Regression algorithms

Linear Regression
Ridge Regression
Decision Tree Regressor
K-nearest Neighbor Regressor
Support Vector Regressor

Polynomial algorithms

Lagrange
Chebyshev
Taylor (in discussion)

Common commands

Information about these commands can be found by using the help command.

cal help

Let's create a new project called heisenberg (walter white)

cal new p:heisenberg

Later, for setting an specific source data file:

cal set d:src

Global variables and labels can be setted for exploratory univariate analysis like building histograms, boxplots or printing dispersion statistics.

cal set g:var

cal set g:lab

cal set g:histo_var

Once a data source is selected, its variables can be observed by using list. For type, n stands for numerical and c for categorical. A white space includes all variables. Once variables are listed, any can be choosen to fill the var or histo_var (which cannot be categorical) field.

cal list vars <type>

Exploratory analysis

For exploratory analysis xp command is used. If any type of analysis is specified it executes everyone as long as variables are setted at the manifest.json. Available types are boxplot, histograms, correlation matrix, dispersion metrics, and cateogorical variables.

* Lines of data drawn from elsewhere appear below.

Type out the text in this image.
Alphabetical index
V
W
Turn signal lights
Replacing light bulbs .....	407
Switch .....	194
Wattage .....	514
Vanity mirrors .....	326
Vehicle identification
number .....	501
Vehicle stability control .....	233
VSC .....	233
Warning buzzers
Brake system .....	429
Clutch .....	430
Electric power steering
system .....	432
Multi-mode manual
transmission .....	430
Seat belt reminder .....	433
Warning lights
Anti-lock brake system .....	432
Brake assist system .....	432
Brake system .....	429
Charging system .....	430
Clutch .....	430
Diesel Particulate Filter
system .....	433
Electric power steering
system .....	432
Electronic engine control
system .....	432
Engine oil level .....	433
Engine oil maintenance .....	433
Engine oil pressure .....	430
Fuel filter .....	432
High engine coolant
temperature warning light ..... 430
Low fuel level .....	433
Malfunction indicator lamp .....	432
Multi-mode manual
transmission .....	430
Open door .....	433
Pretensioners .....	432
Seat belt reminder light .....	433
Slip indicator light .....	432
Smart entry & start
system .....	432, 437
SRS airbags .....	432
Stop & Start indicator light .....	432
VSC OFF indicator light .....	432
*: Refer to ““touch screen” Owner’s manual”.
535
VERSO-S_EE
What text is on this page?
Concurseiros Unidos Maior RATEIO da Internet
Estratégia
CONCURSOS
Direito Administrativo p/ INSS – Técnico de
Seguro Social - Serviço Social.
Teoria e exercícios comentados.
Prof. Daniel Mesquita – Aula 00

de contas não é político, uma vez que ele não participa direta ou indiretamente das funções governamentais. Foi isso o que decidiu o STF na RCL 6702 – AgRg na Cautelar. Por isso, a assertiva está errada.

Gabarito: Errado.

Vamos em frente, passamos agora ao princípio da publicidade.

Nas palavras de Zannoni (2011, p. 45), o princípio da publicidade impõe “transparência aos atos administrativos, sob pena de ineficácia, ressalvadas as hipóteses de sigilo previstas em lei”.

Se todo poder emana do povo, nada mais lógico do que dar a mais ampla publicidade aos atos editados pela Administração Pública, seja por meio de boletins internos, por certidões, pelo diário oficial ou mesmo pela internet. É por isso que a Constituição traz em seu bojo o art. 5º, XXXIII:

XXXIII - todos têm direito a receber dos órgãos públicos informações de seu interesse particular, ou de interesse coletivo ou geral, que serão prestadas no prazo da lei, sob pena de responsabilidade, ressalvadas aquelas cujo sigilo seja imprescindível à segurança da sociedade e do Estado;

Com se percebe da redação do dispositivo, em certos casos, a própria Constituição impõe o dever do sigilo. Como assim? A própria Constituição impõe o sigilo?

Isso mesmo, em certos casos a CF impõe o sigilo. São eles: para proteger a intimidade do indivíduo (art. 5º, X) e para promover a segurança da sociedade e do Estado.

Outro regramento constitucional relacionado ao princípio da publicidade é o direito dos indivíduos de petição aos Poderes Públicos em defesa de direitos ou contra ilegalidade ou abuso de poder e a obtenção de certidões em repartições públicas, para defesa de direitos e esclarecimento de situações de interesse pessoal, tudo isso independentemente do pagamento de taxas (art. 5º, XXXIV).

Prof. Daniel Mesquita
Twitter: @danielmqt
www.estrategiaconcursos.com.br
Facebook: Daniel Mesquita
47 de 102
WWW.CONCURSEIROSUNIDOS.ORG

Use the help command to learn the code that stands for the the mentioned analysis.

cal xp <type>

Dimension reduction algorithms

The following command applies the dimension reduction PCA algorithm taking the source file previously setted:

cal app dr:pca -r <reference>

Alternatively, output filename and reference (which is the target colummn in the dataframe) can be specified in the same command:

cal app dr:<example.csv>:pca -o <pca.png> -r <reference>

Classification models

For classification using Logistic model:

cal app c:l -r <reference>

Regression models

This is analogous to the previous one:

cal app r:svr -r <reference>

Approximation models

Polynomial approximation can be applied using Lagrange or Chebyshev algorithms by indicating them with l or c respectively.

cal app a:l

Besides polynomials, lines can be used as approximations (which is not true because they're are just put together scattered points, that is the reason that not proccesing it carried out, there is not a model to generate)

cal app a:l -lt <linetype>

In should be specfied the variable to plot like 'R' for aparent resistivity, 'C' for aparent conductivity or 'IO' for the Ip and Op component in EMI prospecting data.

cal app a:- -lt <linetype>

- stands for setting. It's used for building EMI profiles from field sheets. Once profiles are ready, plotlines can be built.

cal app a:s -lt <linetype>

s stands for lines. It only builds the mentioned plotlines.

Checking

To check the applied current project's methods or the models built, ch is used (which stands for check) as follows:

cal ch meths
cal ch mods
cal ch exps
cal ch pols

The target mods, meths, exps and pols work under the same logic. From the current project, specific methods can be checked. w stands for where conditioning a type group and is signs an specific method.

cal ch meths w pca

cal ch meths w pca is 1

From the data directory, specific filetypes can be filter out by doing

cal ch file -ft csv

Cleaning

Every method and models can be deleted on a cleaning process by typing the cl command that stands for clean. The use is the same as for ch.

cal cl meths w pca

cal cl meths w pca is 1

Setting datasets

For building machine learning models, train and test data should be specified or the program will use src specified. Operator can set test file globally by doing:

cal set d:tt

where tt stands for test, tn for train and src for source. What follows is a questions, asking for target file's name. Take into account that the file should be on the data directory.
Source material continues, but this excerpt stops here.